Design-phase buffer allocation for post-silicon clock binning by iterative learning

At submicrometer manufacturing technology nodes, process variations affect circuit performance significantly. To counter these variations, engineers are reserving more timing margin to maintain yield, leading to an unaffordable overdesign. Most of these margins, however, are wasted after manufacturing, because process variations cause only some chips to be really slow, while other chips can easily meet given timing specifications. To reduce this pessimism, we can reserve less timing margin and tune failed chips after manufacturing with clock buffers to make them meet timing specifications.
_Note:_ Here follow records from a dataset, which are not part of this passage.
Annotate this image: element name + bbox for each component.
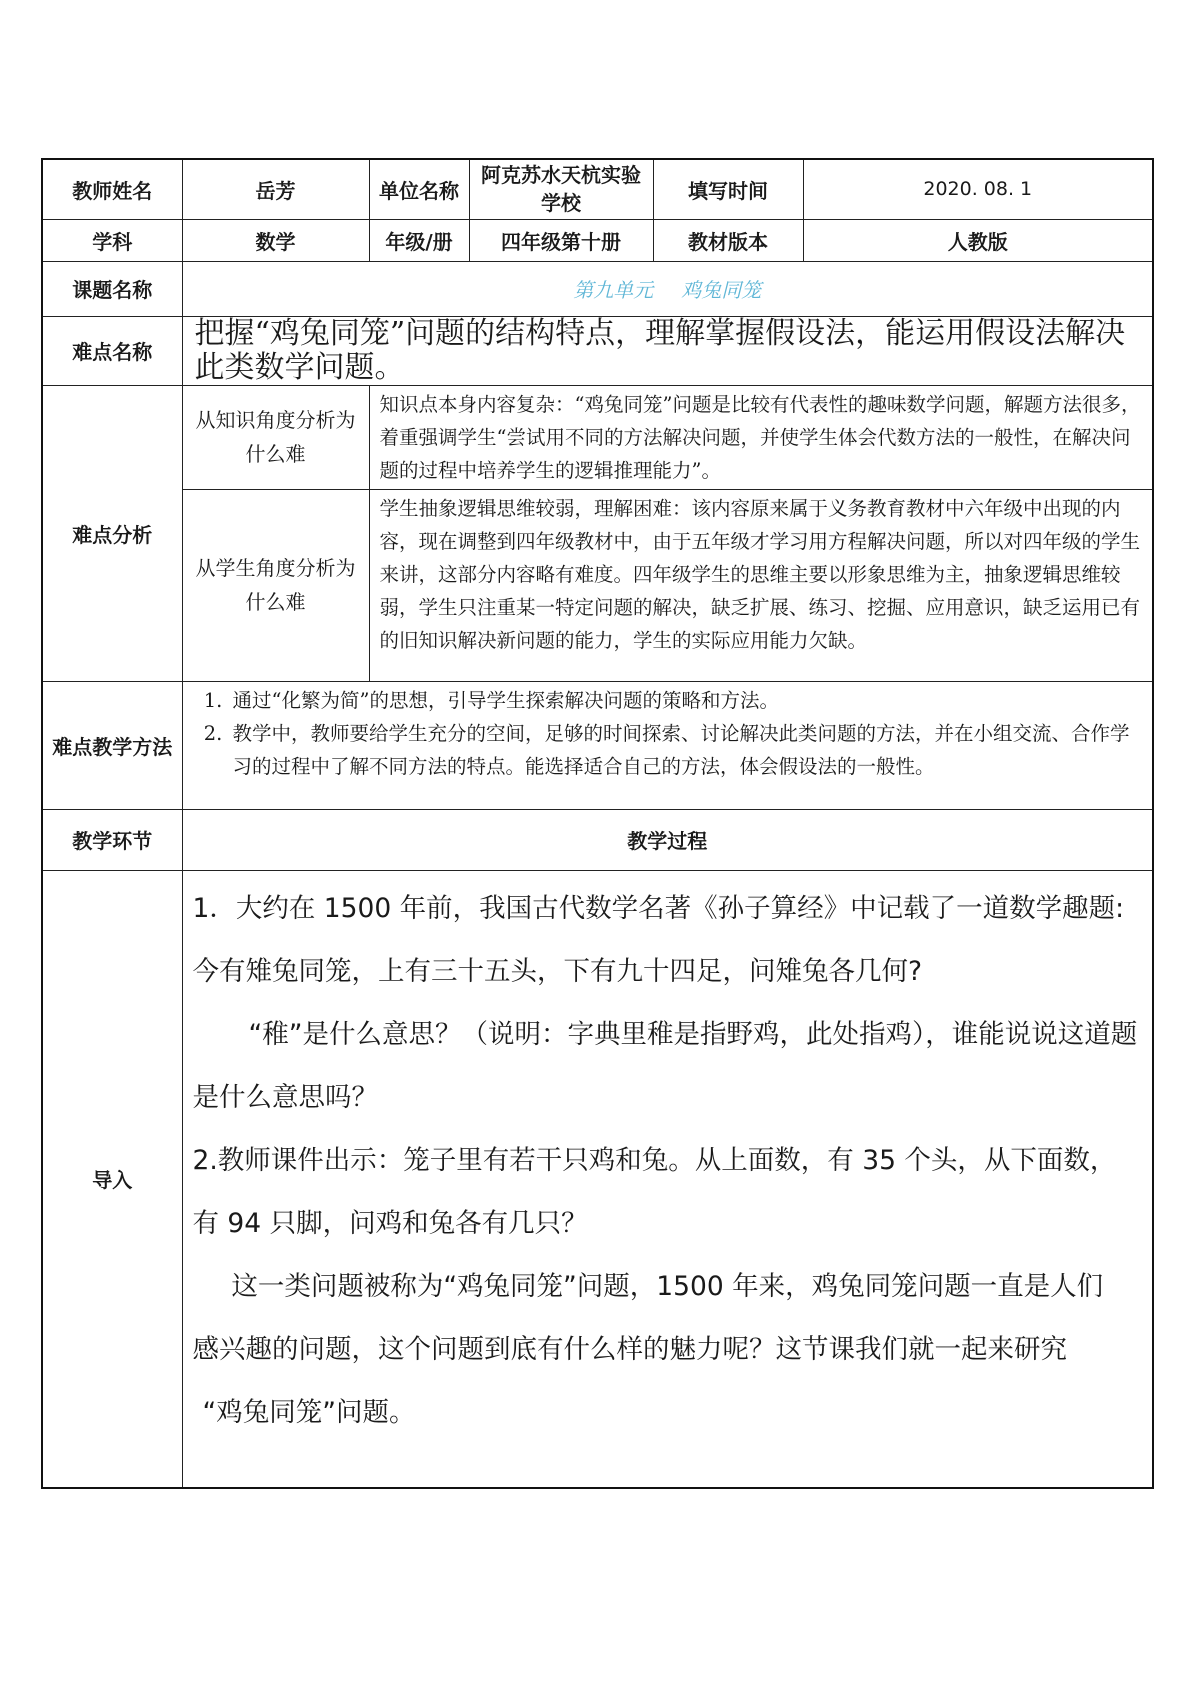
- teacher-name: 岳芳: [182, 159, 369, 219]
- methods-row: [42, 681, 1153, 809]
- topic-row: [42, 261, 1153, 316]
- school-name: 阿克苏水天杭实验学校: [469, 159, 653, 219]
- methods-label: 难点教学方法: [42, 681, 182, 809]
- process-label: 教学过程: [182, 809, 1153, 870]
- textbook-value: 人教版: [803, 219, 1153, 261]
- header-row-1: [42, 159, 1153, 219]
- topic-unit: 第九单元: [573, 278, 654, 302]
- intro-paragraph-5: 感兴趣的问题，这个问题到底有什么样的魅力呢？这节课我们就一起来研究: [192, 1333, 1067, 1365]
- intro-paragraph-4: 这一类问题被称为“鸡兔同笼”问题，1500 年来，鸡兔同笼问题一直是人们: [231, 1270, 1104, 1302]
- grade-value: 四年级第十册: [469, 219, 653, 261]
- process-header-row: [42, 809, 1153, 870]
- textbook-label: 教材版本: [653, 219, 803, 261]
- topic-title: [182, 261, 1153, 316]
- difficulty-row: [42, 316, 1153, 385]
- unit-label: 单位名称: [369, 159, 469, 219]
- date-label: 填写时间: [653, 159, 803, 219]
- difficulty-text: 把握“鸡兔同笼”问题的结构特点，理解掌握假设法，能运用假设法解决此类数学问题。: [182, 316, 1153, 385]
- methods-list-cell: [182, 681, 1153, 809]
- intro-paragraph-1: 1．大约在 1500 年前，我国古代数学名著《孙子算经》中记载了一道数学趣题:今有雉兔同笼，上有三十五头，下有九十四足，问雉兔各几何?: [192, 892, 1125, 987]
- methods-list: [191, 684, 1145, 783]
- intro-label: 导入: [42, 870, 182, 1488]
- teacher-label: 教师姓名: [42, 159, 182, 219]
- grade-label: 年级/册: [369, 219, 469, 261]
- topic-name: 鸡兔同笼: [681, 278, 762, 302]
- fill-date: 2020. 08. 1: [803, 159, 1153, 219]
- stage-label: 教学环节: [42, 809, 182, 870]
- difficulty-label: 难点名称: [42, 316, 182, 385]
- subject-value: 数学: [182, 219, 369, 261]
- student-text: 学生抽象逻辑思维较弱，理解困难：该内容原来属于义务教育教材中六年级中出现的内容，现在调整到四年级教材中，由于五年级才学习用方程解决问题，所以对四年级的学生来讲，这部分内容略有难度。四年级学生的思维主要以形象思维为主，抽象逻辑思维较弱，学生只注重某一特定问题的解决，缺乏扩展、练习、挖掘、应用意识，缺乏运用已有的旧知识解决新问题的能力，学生的实际应用能力欠缺。: [369, 489, 1153, 681]
- method-item-1: 1. 通过“化繁为简”的思想，引导学生探索解决问题的策略和方法。: [229, 684, 1145, 717]
- analysis-label: 难点分析: [42, 385, 182, 681]
- student-label: 从学生角度分析为什么难: [182, 489, 369, 681]
- analysis-knowledge-row: [42, 385, 1153, 489]
- intro-paragraph-2: “稚”是什么意思？（说明：字典里稚是指野鸡，此处指鸡），谁能说说这道题是什么意思吗？: [192, 1018, 1138, 1113]
- intro-row: [42, 870, 1153, 1488]
- intro-content: [182, 870, 1153, 1488]
- header-row-2: [42, 219, 1153, 261]
- topic-label: 课题名称: [42, 261, 182, 316]
- knowledge-text: 知识点本身内容复杂：“鸡兔同笼”问题是比较有代表性的趣味数学问题，解题方法很多，着重强调学生“尝试用不同的方法解决问题，并使学生体会代数方法的一般性，在解决问题的过程中培养学生的逻辑推理能力”。: [369, 385, 1153, 489]
- intro-paragraph-3: 2.教师课件出示：笼子里有若干只鸡和兔。从上面数，有 35 个头，从下面数，有 94 只脚，问鸡和兔各有几只？: [192, 1144, 1117, 1239]
- knowledge-label: 从知识角度分析为什么难: [182, 385, 369, 489]
- method-item-2: 2. 教学中，教师要给学生充分的空间，足够的时间探索、讨论解决此类问题的方法，并在小组交流、合作学习的过程中了解不同方法的特点。能选择适合自己的方法，体会假设法的一般性。: [229, 717, 1145, 783]
- analysis-student-row: [42, 489, 1153, 681]
- lesson-plan-table: [41, 158, 1154, 1489]
- subject-label: 学科: [42, 219, 182, 261]
- intro-paragraph-6: “鸡兔同笼”问题。: [202, 1396, 416, 1428]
With this post-silicon clock tuning, critical paths can be balanced with neighboring paths in each chip specifically to counter the effect of process variations. Consequently, chips with timing failures can be rescued and the yield can thus be improved. This is specially useful in high-performance designs, e.g., high-end CPUs, where clock binning makes chips with higher performance much more profitable. In this paper, we propose a method to determine where to insert post-silicon tuning buffers during the design phase to improve the overall profit with clock binning. This method learns the buffer locations with a Sobol sequence iteratively and reduces the buffer ranges afterward with tuning concentration and buffer grouping. Experimental results demonstrate that the proposed method can achieve a profit improvement of about 14% on average and up to 26%, with only a small number of tuning buffers inserted into the circuit.